TODONE MARCOS; ROMASANTA PABLO; FERNÁNDEZ LYNCH M JULIETA; NOLI TRUANT SOFÍA; ANTONOGLOU M BELEN; SARRATEA M BELEN; PEREZ LUCÍA; FERNÁNDEZ MARISA; DE MARZI MAURICIO; MALCHIODI EMILIO

Los Cocos, Córdoba

Congreso; LXII Reunión Científica Anual de la SAI; 2013

Sociedad Argentina de Inmunología

PGRPs are proteins that recognize pathogen associated molecular patterns (PAMPs), which bind to, and in some cases hydrolyze, Peptidoglycan (PGN). With the aim to study the role of these proteins in the innate immune response, we have produced different recombinant human PGRPs. Previously, we have determined that PGRP-S, PGRP-Iα and PGRP-Iβ bind to monocytes membrane increasing their capacity to phagocyte S. aureus and blocking the effect of PGN on cell proliferation.

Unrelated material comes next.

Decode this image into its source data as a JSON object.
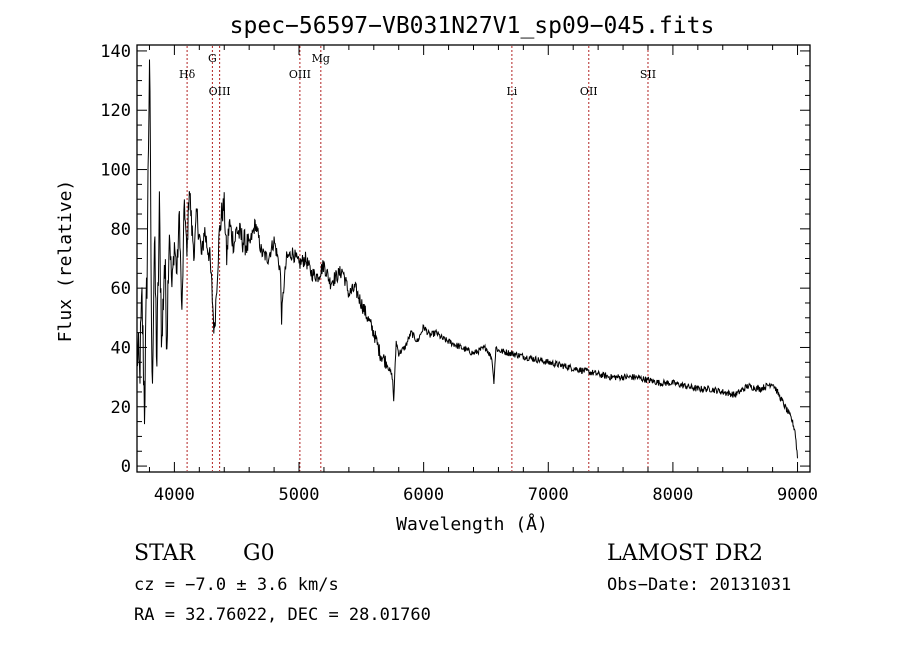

Recently, we have studied if the presence of PGRPs modulates the release and expression of monocyte activation related cytokines and membrane markers. We have observed, by ELISA, that S.aureus PGN incubated with PGRP increases the levels of IL8, IL12, TNF-α and IL-1β in the supernatant of monocytes culture 45-125% with respect controls (PGN without PGRP) but decreases the secretion of IL-10. By Flow Cytometry (FC), we have found that cells treated with PGN-PGRPs had a 15-35% increase expression of CD14, CD80 and CD86 depending on the essayed PGRP. Finally, in order to determine the role of the PGRPs in apoptotic processes, we have incubated monocytes with PGN of S. aureus treated or not with PGRPs, observing a 38-65 % decrease of early apoptosis with respect to controls. These results suggest that the PGRPs would increase the cellular activation as well as the inflammatory response to eliminate bacteria more efficiently and would provide a protective effect on monocytes, by blocking the action of the PGNs in the processes of apoptosis.